Sedangkan Raein hanya bisa merutuki nasib buruknya ini. Ia tak mempunyai impian, yang Raein inginkan hanya sebuah kebebasan dan rasa bahagia..

"Raein-ah ayo diminum susunya" Taeyong tiba-tiba muncul dari balik pintu kamar yang tertutup kemudian berjalan menghampiri Raein dengan membawa segelas susu di tangannya.

Raein bangkit dari tidurnya kemudian mendudukan diri di atas kasur.

"Terima kasih oppa" ucap Raein. Taeyong menaruh gelas kaca berisikan susu nutrisi kehamilan itu di atas nakas samping tempat tidur Raein.

"Ne" jawab Taeyong seraya tersenyum manis pada Raein. Ia mengusap lembut surai Raein kemudian berniat meninggalkan kamar ini sebelum keberadaannya diketahui oleh sang adik.
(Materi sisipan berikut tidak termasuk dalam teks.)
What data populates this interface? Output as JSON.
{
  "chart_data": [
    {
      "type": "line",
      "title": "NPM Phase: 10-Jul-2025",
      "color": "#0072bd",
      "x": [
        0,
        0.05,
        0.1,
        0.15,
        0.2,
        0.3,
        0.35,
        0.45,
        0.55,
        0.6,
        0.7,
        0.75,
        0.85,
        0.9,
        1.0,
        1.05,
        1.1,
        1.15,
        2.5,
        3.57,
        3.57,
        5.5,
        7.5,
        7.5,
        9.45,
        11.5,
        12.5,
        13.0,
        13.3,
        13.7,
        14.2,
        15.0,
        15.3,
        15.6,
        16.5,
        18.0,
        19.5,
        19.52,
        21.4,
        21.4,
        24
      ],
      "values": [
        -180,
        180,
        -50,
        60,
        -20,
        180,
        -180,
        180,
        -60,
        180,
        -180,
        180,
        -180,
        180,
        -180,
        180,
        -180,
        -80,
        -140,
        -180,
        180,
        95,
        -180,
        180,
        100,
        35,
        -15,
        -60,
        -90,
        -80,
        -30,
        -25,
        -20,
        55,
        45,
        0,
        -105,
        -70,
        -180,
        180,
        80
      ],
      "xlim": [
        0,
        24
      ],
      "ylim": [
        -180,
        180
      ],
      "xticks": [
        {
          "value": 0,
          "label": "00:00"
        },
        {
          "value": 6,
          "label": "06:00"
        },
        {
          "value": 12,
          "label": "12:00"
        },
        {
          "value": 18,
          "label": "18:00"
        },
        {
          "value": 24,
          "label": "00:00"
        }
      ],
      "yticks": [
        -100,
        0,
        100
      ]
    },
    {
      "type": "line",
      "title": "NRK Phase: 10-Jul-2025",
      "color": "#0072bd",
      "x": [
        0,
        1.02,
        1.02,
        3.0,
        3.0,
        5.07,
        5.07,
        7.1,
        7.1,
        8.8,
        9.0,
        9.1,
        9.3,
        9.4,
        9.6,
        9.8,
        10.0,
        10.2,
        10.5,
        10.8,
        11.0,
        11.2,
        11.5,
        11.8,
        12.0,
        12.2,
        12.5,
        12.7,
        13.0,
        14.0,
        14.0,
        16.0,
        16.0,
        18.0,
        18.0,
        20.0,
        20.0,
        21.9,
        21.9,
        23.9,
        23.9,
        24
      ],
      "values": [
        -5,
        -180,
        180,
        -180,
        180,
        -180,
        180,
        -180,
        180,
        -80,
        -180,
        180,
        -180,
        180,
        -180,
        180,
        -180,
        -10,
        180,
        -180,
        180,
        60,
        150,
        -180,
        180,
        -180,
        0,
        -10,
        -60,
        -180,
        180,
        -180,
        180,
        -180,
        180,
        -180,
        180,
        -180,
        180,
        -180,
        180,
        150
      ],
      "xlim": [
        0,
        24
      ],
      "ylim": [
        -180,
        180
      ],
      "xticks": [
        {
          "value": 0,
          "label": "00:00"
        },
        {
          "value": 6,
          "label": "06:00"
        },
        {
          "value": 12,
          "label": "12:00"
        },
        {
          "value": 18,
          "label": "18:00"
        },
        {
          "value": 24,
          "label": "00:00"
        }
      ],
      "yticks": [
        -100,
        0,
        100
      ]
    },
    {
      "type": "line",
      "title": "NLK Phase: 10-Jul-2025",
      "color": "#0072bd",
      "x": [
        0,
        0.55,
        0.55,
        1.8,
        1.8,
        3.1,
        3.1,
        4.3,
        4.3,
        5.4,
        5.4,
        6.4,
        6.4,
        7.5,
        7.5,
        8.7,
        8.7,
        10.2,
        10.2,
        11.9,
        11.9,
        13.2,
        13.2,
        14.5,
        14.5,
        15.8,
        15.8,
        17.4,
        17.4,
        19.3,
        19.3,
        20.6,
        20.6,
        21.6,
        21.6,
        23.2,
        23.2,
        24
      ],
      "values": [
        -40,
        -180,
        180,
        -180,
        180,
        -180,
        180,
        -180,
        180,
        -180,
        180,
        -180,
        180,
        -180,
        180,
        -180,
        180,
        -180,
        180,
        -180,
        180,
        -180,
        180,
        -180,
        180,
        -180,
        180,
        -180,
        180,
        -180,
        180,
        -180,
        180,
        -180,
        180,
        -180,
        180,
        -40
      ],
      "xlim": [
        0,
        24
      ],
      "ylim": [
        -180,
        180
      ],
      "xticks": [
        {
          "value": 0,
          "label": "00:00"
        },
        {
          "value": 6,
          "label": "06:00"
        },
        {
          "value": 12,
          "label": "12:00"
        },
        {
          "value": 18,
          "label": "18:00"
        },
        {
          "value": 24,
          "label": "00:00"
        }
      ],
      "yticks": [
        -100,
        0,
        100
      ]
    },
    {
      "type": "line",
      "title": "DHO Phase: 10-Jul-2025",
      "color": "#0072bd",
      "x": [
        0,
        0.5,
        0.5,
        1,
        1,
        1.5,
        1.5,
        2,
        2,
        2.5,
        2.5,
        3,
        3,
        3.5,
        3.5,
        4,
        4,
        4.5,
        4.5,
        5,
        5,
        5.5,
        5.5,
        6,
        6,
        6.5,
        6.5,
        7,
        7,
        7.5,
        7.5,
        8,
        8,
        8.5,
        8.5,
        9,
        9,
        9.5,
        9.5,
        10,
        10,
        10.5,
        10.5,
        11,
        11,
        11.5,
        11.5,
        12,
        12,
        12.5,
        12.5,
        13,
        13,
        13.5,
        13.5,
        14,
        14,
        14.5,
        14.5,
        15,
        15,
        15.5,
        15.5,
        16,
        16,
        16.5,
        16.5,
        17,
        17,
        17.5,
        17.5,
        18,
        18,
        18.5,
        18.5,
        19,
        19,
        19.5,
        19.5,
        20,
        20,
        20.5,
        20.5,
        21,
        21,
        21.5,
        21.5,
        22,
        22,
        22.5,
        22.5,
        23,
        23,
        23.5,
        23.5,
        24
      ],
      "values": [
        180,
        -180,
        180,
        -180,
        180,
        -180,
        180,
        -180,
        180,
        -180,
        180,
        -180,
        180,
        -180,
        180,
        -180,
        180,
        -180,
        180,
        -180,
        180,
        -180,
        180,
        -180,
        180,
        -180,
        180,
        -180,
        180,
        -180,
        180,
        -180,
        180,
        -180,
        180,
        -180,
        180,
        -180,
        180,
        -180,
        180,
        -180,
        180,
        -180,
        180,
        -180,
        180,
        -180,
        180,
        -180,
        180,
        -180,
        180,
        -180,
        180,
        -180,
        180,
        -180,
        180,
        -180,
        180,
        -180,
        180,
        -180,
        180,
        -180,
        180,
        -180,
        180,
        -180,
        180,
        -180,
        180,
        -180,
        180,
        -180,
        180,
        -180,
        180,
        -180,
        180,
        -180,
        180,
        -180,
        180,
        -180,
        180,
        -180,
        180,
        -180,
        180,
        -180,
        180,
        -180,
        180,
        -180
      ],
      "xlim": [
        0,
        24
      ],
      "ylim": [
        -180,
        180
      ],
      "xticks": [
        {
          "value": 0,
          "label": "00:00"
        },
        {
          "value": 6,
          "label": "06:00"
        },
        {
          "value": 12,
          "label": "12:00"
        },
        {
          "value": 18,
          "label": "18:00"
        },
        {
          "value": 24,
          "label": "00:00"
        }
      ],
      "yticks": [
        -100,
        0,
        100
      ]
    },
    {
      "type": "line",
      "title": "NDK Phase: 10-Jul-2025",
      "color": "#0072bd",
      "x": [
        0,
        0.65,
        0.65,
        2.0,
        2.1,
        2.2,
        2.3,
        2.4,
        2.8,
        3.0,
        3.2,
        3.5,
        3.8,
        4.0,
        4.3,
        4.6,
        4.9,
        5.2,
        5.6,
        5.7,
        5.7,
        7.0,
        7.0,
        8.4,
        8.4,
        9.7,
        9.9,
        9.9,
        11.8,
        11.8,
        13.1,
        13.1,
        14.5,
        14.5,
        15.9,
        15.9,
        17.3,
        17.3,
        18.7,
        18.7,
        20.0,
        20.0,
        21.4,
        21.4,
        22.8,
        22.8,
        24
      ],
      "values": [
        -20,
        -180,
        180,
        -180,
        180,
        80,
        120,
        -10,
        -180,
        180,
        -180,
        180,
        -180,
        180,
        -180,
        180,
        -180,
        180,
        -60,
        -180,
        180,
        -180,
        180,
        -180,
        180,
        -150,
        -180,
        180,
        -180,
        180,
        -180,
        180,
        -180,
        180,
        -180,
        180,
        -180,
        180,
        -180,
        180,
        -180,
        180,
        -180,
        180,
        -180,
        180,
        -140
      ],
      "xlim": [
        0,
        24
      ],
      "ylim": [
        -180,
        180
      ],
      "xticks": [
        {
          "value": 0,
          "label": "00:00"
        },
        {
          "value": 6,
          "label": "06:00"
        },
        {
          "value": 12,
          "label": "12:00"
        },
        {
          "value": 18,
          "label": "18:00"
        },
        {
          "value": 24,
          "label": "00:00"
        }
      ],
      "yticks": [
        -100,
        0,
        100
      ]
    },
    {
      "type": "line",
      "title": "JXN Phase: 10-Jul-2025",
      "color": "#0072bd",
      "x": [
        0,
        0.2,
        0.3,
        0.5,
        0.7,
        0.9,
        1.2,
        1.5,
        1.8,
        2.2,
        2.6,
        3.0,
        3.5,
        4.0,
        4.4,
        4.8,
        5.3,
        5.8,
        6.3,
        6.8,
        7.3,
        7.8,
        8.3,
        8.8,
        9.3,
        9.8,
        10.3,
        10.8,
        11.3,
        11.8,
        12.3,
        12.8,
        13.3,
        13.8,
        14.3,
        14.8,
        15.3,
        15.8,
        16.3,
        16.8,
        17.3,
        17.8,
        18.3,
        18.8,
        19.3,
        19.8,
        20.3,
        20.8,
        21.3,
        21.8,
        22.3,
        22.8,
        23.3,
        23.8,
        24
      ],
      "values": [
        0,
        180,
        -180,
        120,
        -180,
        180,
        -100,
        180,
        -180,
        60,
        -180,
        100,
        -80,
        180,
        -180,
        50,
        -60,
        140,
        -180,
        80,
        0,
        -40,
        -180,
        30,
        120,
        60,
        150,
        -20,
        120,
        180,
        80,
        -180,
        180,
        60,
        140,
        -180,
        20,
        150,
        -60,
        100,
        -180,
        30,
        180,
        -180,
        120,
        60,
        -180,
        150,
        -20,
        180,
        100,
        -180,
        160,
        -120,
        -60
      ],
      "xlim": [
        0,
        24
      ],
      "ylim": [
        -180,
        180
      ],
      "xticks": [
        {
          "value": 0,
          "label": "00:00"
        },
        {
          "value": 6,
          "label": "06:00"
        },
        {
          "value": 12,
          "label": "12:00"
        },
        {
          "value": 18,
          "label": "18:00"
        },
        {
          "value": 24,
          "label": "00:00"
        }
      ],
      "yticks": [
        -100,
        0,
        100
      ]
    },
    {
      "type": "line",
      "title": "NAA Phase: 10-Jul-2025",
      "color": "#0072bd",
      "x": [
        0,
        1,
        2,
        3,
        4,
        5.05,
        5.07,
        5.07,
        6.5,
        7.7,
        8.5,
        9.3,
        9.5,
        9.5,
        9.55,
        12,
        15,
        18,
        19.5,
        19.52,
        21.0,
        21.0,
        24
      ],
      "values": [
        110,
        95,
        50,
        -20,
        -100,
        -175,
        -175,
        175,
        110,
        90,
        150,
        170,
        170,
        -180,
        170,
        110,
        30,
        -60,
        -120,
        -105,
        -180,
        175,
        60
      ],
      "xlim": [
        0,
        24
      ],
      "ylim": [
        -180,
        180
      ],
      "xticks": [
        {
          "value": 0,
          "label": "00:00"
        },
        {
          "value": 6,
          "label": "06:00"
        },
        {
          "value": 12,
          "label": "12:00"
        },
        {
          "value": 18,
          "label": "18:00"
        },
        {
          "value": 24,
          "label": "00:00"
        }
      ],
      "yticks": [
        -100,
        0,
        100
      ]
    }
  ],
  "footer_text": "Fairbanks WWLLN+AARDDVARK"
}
Ia telah menganggap Raein seperti adiknya sendiri karena Taeyong tahu, Raein adalah segalanya bagi Mark.

Tetapi terlambat, Mark ternyata sudah berdiri di depan pintu kamar sembari mengepalkan kedua tangannya kuat. Ia mengeraskan rahangnya, terlihat jelas kilatan emosi dari tatapannya itu.

Planggg

Dalam sekejap, Mark membanting gelas yang berisikan susu yang Taeyong berikan ke lantai kemudian mendorong tubuh kakaknya agar keluar dari kamar ini.

"Mark!!" Geram Taeyong dari balik pintu kamar yang telah terkunci. Lelaki itu terus menggedor pintu kamar yang membuat suasana bertambah mencekam.

Tatapan itu adalah tatapan yang paling Raein takuti selama ini. Tatapan yang selalu Mark tunjukan sebelum ia membunuh seseorang. Hampir berbulan-bulan Raein tak melihatnya dan sekarang tatapan mematikan itu hanya terfokus padanya.

"Mengapa kau memanggilnya oppa sayang?" Tanya Mark dingin sembari berjalan menghampiri sang istri.

Tubuh Raein membeku, bahkan untuk menelan ludah saja ia tak mampu. Jantungnya semakin berdegub kencang tatkala jari jemari Mark meraih wajahnya dan mencengkram kuat bagai ingin meremukkannya.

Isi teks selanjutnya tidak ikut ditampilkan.